Businesses across industries are under increasing pressure to be more competitive, reduce customer churn, and improve customer engagement and experiences. To achieve this, enterprises have turned to big data and analytics which in turn has produced oceans of data continuously generated in real-time.
According to a study conducted by 451 Research, 65% of enterprises have incorporated the Internet of Things (IoT) into their business model. Recent advancements in IoT technology have enabled 69% of these organizations to collect data from endpoints, with 94% of these firms leveraging the data for business purposes.
IoT data is generated from the following sources:
- Automobiles/Fleet Equipment (11%)
- Buildings and Other Structures (21%)
- Cameras and Surveillance Equipment (34%)
- Datacenter IT Equipment (51%)
- Environmental Sensors (15%)
- Factory Equipment (14%)
- Medical Devices (7%)
- Retail Operations (8%)
- Smartphones and End Users (30%)
This enormous amount of data that is continuously generated has the potential to make a significant impact on the bottom line. However, this can only be achieved if real business value can be derived from it quickly.
This is where in-memory computing comes in.
What is in-memory computing?
In-memory computing is an option that provides speed as it’s enabled to eliminate the storage and processing of data in complicated relational databases operating on comparatively slow disk drives to achieving it in the main random access memory (RAM).
In the financial sector, in-memory computing and IoT have created an opportunity to process payment transactions in real-time while conducting sophisticated analytics with enormous datasets.

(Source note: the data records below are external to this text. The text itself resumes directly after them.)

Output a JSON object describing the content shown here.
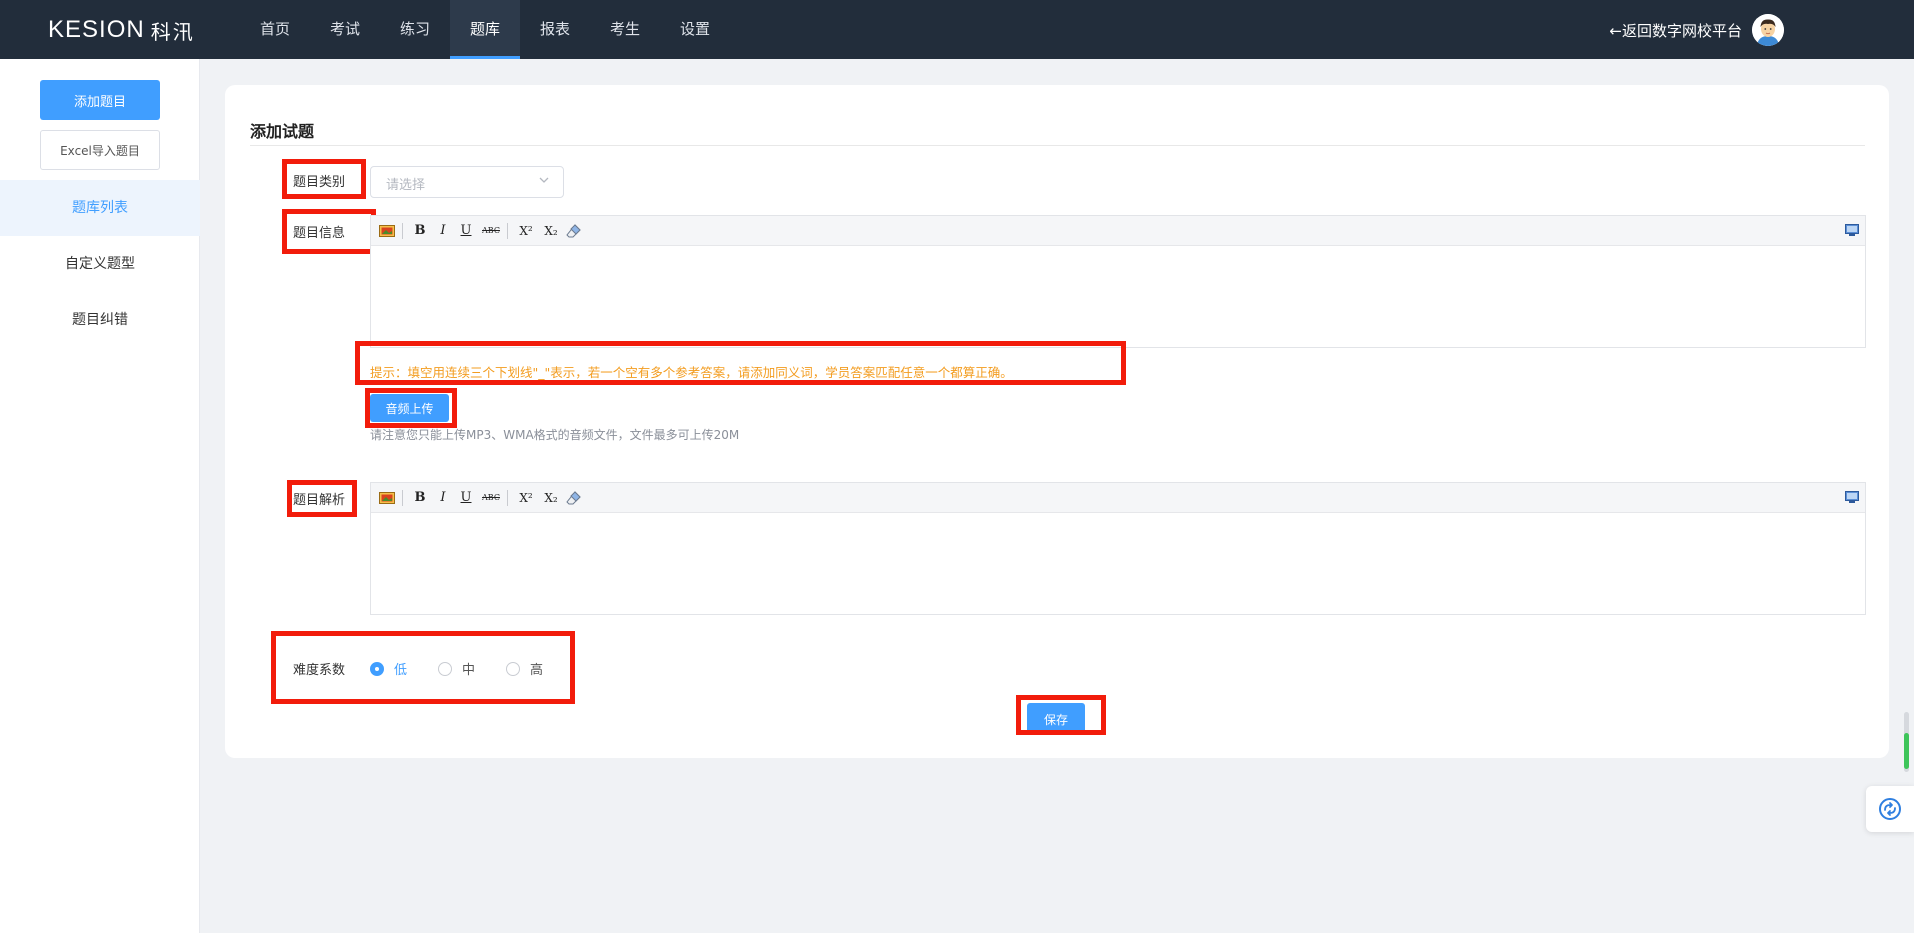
{
  "header": {
    "logo_en": "KESION",
    "logo_cn": "科汛",
    "nav": [
      {
        "label": "首页"
      },
      {
        "label": "考试"
      },
      {
        "label": "练习"
      },
      {
        "label": "题库"
      },
      {
        "label": "报表"
      },
      {
        "label": "考生"
      },
      {
        "label": "设置"
      }
    ],
    "active_nav": "题库",
    "back_link": "←返回数字网校平台"
  },
  "sidebar": {
    "add_button": "添加题目",
    "import_button": "Excel导入题目",
    "items": [
      {
        "label": "题库列表"
      },
      {
        "label": "自定义题型"
      },
      {
        "label": "题目纠错"
      }
    ],
    "active_item": "题库列表"
  },
  "form": {
    "title": "添加试题",
    "category_label": "题目类别",
    "category_placeholder": "请选择",
    "info_label": "题目信息",
    "hint": "提示：填空用连续三个下划线\"_\"表示，若一个空有多个参考答案，请添加同义词，学员答案匹配任意一个都算正确。",
    "audio_button": "音频上传",
    "audio_note": "请注意您只能上传MP3、WMA格式的音频文件，文件最多可上传20M",
    "analysis_label": "题目解析",
    "difficulty_label": "难度系数",
    "difficulty_options": [
      {
        "label": "低",
        "checked": true
      },
      {
        "label": "中",
        "checked": false
      },
      {
        "label": "高",
        "checked": false
      }
    ],
    "save_button": "保存"
  },
  "toolbar": {
    "bold": "B",
    "italic": "I",
    "underline": "U",
    "strike": "ABC",
    "superscript": "X²",
    "subscript": "X₂"
  },
  "colors": {
    "accent": "#409eff",
    "topbar": "#222d3b",
    "highlight": "#f21c0b",
    "hint": "#f39c1f"
  }
}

This helps firms ensure they’re in compliance with regulations while offering fraud prevention (along with deriving valuable insights for revenue generation).

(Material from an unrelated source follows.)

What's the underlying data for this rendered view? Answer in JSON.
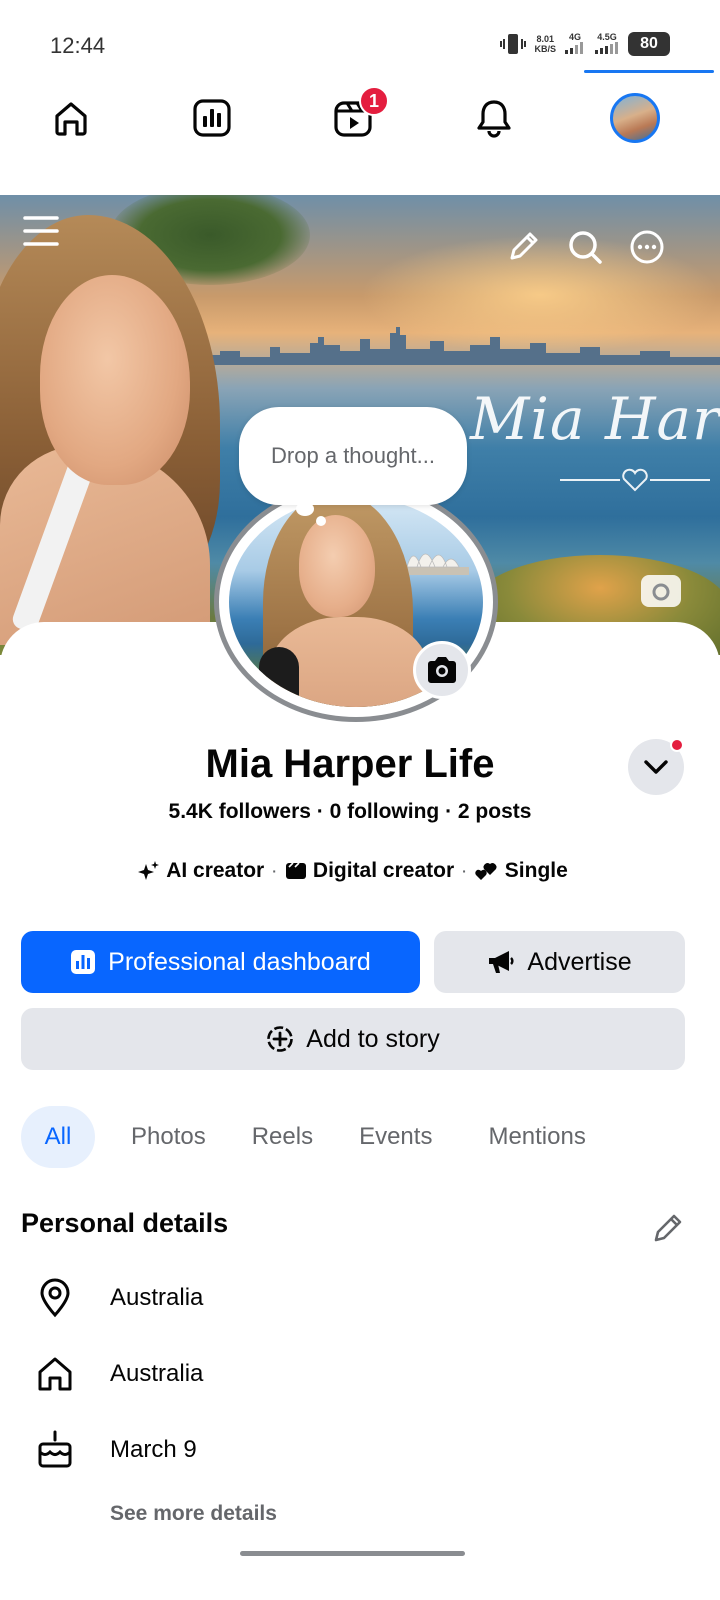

To achieve this, blockchain infrastructure can help by streamlining all sorts of transactions that can save substantial amounts of money and time. But to ensure security, this technology requires a significant upgrade because it will also have to concurrently maintain validation information, security identifiers, and real-time hybrid transactional/analytical processing (HTAP) capabilities.
In-memory computing, on the other hand, is already enabled to offer parallel, distributed processing across a pool of RAM deployed on a computing cluster. As a result, it can enable the rapid processing of transactions and data analytics along with the ability to seamlessly scale by adding new nodes to the cluster. This same approach can be translated to manufacturing enterprise resource planning (ERP) systems or electronic health records (EHR) systems in healthcare.

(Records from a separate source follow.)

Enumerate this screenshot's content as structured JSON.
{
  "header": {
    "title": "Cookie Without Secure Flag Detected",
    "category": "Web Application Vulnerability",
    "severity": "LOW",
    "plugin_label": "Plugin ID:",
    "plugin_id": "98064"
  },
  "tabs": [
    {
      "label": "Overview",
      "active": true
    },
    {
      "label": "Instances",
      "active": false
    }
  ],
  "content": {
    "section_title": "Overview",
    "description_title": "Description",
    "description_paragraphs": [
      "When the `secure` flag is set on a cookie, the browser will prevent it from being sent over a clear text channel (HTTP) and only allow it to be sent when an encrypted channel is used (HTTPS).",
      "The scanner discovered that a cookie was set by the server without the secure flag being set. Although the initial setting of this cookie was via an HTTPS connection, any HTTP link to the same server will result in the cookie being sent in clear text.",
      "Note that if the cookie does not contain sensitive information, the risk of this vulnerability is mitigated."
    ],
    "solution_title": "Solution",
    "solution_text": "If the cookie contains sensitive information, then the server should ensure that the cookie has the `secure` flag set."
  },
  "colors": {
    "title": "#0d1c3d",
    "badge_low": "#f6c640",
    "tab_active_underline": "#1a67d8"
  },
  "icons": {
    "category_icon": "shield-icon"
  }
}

In-memory computing and IoT can potentially boost customer experiences
In-memory computing and IoT make the perfect technology combination because it helps enterprises cope with ever-growing streams of data. When organizations embrace in-memory computing, they can avoid the pitfalls of relation databases like new hardware costs and increased latency.
This technology also comes with the additional benefits of high availability, scalability, and cost-savings. As businesses become more customer-centric and focus on delivering enhanced customer experiences, in-memory computing will play a key role in bridging the gap with IoT to help businesses achieve it in real-time.